ユンジュは、妊娠により解雇された妻の退職金を学長への賄賂に使い(銀行振込だと逮捕され、ケーキの底に札束を入れるとイチゴが収まらなくなるので要注意)、最後は見事に教授職を得る。一方で、妻が犬を買った理由を知ったことで改心と後悔の様子が窺え、待望していたはずの教授となった彼の表情に晴れやかさを感じることはなかった。ヒョンナムは、見事に犬を奪還してもニュースでインタビューがカットされ、泥酔したユンジュの犯行自供にも気付かず、犬探しのために離席し過ぎて仕事をクビに。犬を探してあげた女の子はあっさりと次の犬を飼っている。報われるべき者が報われず、報われるべきでない者が報われているように見える。

「なんだかなぁ~」と釈然としない気持ちが残るものの、何が正しいのか分からないという人生や社会の複雑さを象徴するふんわりとした結末だったように思う。警備員曰く「規則を守らない国」で律儀に規則を守っていると損するばかりである。ペット禁止でも暗黙の了解で皆が飼っているなら自分だけ我慢しても無駄だし、賄賂が悪であろうと払わなければ教授になれないなら払うしかない。皆何かしらの葛藤を抱えながら生きている。

パラサイト』と関連させると、本作の主人公二人は半地下に近い立ち位置だと思うのだが、ユンジュは最後に地上へと上がっている(映画の最初と最後に彼の目に映る景色はどう違うのだろうか)。この変化は、格差拡大が進んでいることを示すのか。それとも監督の「諦め」という感情の現れなのか。

最高に面白かったシーンが三つ。一つ目は、ユンジュがウンシルに「ちょっとそこのコンビニまで行ってきて。50mの距離でしょ」と言われ、「いや、100mはある!」と反論し、トイレットペーパーを転がして距離計測するシーン。二つ目は、警備員が「ボイラー・キム」の怪談を語るシーン。これは特に本編とは関係ないような気もするのに強烈な印象が残った。そして三つ目は、婆さんの遺書の「屋上の切り干し大根を食べてくれ」。怪談のシーンはホラーだし、ユンジュの犯行がバレそうになるシーンはスリラー、ユンジュとウンシルのヒューマンドラマや社会派要素、そして全編に散りばめられたコメディ。盛り沢山がポン・ジュノらしい。

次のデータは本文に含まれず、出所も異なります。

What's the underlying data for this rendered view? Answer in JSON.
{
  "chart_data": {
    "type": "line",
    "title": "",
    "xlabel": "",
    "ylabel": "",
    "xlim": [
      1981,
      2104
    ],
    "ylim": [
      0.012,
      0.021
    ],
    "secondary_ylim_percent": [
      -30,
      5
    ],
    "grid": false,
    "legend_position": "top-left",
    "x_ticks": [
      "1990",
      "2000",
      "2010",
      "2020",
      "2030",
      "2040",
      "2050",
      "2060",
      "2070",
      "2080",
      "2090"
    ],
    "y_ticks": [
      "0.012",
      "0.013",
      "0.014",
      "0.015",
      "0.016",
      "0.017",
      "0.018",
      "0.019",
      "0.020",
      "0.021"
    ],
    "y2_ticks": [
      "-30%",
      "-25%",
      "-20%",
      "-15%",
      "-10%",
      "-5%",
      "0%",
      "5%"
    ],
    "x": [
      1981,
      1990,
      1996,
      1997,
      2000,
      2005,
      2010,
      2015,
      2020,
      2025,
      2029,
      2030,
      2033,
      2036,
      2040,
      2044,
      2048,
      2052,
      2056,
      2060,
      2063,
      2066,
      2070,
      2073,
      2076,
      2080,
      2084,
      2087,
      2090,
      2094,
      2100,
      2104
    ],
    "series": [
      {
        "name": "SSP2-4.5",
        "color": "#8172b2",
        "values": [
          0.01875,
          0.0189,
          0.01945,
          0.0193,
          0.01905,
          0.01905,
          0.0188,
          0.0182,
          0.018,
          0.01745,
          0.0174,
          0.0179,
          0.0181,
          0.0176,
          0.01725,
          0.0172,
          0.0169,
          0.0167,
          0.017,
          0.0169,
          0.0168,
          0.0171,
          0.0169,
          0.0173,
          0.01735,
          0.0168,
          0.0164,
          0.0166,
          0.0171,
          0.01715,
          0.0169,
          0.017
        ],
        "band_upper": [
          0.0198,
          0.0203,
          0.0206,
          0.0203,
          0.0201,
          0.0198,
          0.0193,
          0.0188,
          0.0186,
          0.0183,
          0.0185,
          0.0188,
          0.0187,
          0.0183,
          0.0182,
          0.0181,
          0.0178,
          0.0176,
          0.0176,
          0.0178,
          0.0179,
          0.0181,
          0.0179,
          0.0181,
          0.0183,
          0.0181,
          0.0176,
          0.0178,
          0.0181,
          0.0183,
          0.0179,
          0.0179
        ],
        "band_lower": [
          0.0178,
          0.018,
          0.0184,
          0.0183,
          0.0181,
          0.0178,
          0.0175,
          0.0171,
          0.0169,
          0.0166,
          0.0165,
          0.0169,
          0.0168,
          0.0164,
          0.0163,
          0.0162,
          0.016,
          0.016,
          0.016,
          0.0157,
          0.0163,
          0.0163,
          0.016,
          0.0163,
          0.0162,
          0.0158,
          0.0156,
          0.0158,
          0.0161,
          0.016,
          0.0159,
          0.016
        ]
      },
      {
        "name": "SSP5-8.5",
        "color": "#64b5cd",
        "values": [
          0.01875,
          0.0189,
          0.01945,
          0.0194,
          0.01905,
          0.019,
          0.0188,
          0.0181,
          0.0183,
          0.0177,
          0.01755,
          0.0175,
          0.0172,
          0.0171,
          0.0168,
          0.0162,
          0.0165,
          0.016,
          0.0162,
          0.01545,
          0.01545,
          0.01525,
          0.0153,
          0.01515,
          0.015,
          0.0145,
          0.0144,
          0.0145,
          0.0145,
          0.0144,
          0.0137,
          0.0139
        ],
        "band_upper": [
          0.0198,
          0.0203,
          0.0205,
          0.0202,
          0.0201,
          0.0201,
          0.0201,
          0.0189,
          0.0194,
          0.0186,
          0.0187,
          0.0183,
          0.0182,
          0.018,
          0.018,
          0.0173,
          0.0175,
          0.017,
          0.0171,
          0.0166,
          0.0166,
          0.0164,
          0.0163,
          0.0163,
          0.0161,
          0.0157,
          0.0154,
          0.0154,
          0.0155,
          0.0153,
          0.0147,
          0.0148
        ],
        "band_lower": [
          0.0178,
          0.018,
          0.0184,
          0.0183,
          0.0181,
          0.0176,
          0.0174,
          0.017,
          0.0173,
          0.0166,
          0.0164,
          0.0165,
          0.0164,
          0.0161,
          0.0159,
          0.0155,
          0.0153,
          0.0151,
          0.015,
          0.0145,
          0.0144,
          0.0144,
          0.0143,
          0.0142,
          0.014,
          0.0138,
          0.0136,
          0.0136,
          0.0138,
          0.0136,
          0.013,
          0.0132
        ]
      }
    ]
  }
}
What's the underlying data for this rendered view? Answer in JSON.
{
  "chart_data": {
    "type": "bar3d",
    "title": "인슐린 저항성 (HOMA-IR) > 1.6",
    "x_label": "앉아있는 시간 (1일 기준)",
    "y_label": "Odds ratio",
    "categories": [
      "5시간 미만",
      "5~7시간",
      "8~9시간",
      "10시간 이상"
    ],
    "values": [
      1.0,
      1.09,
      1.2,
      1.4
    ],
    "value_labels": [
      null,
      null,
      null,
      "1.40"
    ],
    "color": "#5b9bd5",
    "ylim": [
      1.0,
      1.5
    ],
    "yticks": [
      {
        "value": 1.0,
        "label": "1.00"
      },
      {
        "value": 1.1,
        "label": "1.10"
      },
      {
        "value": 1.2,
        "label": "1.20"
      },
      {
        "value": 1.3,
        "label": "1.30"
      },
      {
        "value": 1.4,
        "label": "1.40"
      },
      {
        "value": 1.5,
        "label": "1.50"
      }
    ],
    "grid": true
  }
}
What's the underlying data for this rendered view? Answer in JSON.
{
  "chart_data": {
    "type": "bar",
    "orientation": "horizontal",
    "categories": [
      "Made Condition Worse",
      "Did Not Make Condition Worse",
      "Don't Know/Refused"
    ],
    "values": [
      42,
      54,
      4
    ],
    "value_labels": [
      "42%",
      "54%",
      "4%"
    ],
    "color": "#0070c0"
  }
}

ヒョンナムの友人のデブ女が車のサイドミラーを破壊する飛び蹴りが美しかった。韓国映画の華は飛び蹴りである。彼女がしている鍋の蓋を利用してラーメンを食べる方法をネットで見たことがある気がするのだが、ポピュラーな方法なのだろうか。韓国のラーメンは少し冷まさないと辛くてむせ返るといった理由がありそう。

学長が酒をトルネードさせて飲んでいたが、あれはどうやるのだろうか。

消毒剤を撒くのは日常的光景なのだろうか。特定の背景がある描写なのか。